En la mañana del mercado del pueblo, el rocío todavía mojaba los techos de palma. Doña Lupita, encorvada, empujaba su carrito de chatarra pasando frente al mercado grande. Sus pies, endurecidos por años de caminar, y sus manos flacas y arrugadas arrastraban un costal pesado. No tenía a nadie cercano, vivía sola en una choza destartalada a la orilla del canal, recogiendo cada día lo que otros tiraban para cambiarlo por maíz o frijol y sobrevivir.

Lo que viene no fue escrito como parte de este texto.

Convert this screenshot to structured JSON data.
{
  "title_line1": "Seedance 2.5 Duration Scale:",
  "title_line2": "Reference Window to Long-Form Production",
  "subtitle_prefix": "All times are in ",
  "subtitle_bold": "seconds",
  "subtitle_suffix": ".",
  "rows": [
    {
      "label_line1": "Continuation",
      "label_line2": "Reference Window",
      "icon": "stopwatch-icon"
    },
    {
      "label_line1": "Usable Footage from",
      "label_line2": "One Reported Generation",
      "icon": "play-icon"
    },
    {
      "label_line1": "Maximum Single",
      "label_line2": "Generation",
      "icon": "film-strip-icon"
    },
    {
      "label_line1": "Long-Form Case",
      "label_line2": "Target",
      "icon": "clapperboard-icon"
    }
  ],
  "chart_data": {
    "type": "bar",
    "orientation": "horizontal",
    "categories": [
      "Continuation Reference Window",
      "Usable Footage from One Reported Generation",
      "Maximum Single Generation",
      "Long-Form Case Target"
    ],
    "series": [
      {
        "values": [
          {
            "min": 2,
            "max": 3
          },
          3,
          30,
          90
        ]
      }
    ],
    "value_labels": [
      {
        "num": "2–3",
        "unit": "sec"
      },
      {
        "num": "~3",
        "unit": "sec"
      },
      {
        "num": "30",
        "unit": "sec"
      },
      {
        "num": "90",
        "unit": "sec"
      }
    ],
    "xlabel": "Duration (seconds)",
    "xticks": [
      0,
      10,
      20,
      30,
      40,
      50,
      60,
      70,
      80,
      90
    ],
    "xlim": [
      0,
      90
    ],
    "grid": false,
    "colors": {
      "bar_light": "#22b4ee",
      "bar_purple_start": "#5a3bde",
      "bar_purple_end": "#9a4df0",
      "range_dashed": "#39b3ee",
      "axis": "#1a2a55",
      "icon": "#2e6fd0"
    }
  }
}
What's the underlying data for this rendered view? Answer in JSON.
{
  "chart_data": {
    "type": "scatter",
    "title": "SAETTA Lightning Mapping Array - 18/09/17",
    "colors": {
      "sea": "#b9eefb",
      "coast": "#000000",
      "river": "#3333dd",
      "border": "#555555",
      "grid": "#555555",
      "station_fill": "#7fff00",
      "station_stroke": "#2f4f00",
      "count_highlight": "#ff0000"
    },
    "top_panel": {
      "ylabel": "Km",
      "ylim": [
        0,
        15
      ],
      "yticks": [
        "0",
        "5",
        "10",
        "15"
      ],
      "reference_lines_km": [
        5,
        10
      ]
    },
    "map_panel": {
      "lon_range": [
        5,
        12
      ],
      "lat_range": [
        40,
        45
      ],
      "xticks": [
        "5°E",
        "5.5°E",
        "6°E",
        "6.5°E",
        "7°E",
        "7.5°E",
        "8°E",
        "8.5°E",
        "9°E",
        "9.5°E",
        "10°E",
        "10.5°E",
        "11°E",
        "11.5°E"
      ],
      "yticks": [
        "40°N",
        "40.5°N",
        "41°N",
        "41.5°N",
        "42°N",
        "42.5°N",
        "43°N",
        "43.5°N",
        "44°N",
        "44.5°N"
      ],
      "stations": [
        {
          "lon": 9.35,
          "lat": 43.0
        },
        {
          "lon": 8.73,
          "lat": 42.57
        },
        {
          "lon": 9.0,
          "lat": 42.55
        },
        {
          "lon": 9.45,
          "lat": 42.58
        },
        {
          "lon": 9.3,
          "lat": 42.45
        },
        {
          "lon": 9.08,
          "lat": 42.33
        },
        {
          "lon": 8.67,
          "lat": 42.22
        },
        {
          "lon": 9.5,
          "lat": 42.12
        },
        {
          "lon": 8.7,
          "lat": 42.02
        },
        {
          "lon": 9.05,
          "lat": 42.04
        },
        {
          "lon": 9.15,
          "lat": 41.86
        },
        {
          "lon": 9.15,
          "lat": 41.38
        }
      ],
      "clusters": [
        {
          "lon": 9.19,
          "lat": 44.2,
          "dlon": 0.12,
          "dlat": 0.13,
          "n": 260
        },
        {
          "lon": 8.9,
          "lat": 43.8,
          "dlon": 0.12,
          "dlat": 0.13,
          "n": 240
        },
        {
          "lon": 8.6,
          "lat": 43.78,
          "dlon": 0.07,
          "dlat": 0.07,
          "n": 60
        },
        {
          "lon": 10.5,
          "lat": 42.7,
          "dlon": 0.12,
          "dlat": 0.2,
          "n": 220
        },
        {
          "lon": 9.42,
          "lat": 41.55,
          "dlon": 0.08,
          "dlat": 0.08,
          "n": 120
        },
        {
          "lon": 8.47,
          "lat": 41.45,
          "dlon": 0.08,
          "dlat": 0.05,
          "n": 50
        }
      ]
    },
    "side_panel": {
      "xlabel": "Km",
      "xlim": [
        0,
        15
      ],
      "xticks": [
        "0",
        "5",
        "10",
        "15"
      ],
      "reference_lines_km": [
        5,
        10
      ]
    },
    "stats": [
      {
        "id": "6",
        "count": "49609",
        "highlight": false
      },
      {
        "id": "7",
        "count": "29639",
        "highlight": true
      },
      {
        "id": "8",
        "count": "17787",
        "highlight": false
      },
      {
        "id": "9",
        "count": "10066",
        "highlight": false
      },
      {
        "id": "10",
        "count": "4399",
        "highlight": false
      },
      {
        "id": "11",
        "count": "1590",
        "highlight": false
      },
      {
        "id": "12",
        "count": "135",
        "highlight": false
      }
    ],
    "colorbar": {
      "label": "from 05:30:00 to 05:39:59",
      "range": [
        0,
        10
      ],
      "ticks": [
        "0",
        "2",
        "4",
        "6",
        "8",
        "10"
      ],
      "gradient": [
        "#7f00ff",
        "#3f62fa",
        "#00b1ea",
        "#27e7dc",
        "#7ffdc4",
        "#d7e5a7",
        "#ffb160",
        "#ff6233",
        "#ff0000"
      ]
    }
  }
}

Ese día, en una esquina del mercado, escuchó un llanto tenue. Un recién nacido, todavía rojo y frágil, había sido dejado dentro de una vieja palangana de aluminio. A su lado, un papel arrugado decía:
“Por favor, que alguien con buen corazón acoja a este niño.”
Doña Lupita se quedó inmóvil. Sus ojos nublados se detuvieron lentamente en aquella pequeña vida. Nadie se acercaba. La gente pasaba de largo, negando con la cabeza, murmurando con fastidio:
—En estos tiempos, si uno apenas puede alimentarse a sí mismo, ¿quién se atrevería a cargar con un destino tan pesado como una montaña…?
Pero Doña Lupita era diferente. Levantó al bebé con sus manos temblorosas. El niño agarró su dedo y lo apretó suavemente. El corazón de la anciana se estremeció, pero a la vez se llenó de un calor inesperado.
—Hijito, tú no tienes a nadie… y yo tampoco tengo a nadie. Vámonos juntos, ¿sí? —susurró con ternura.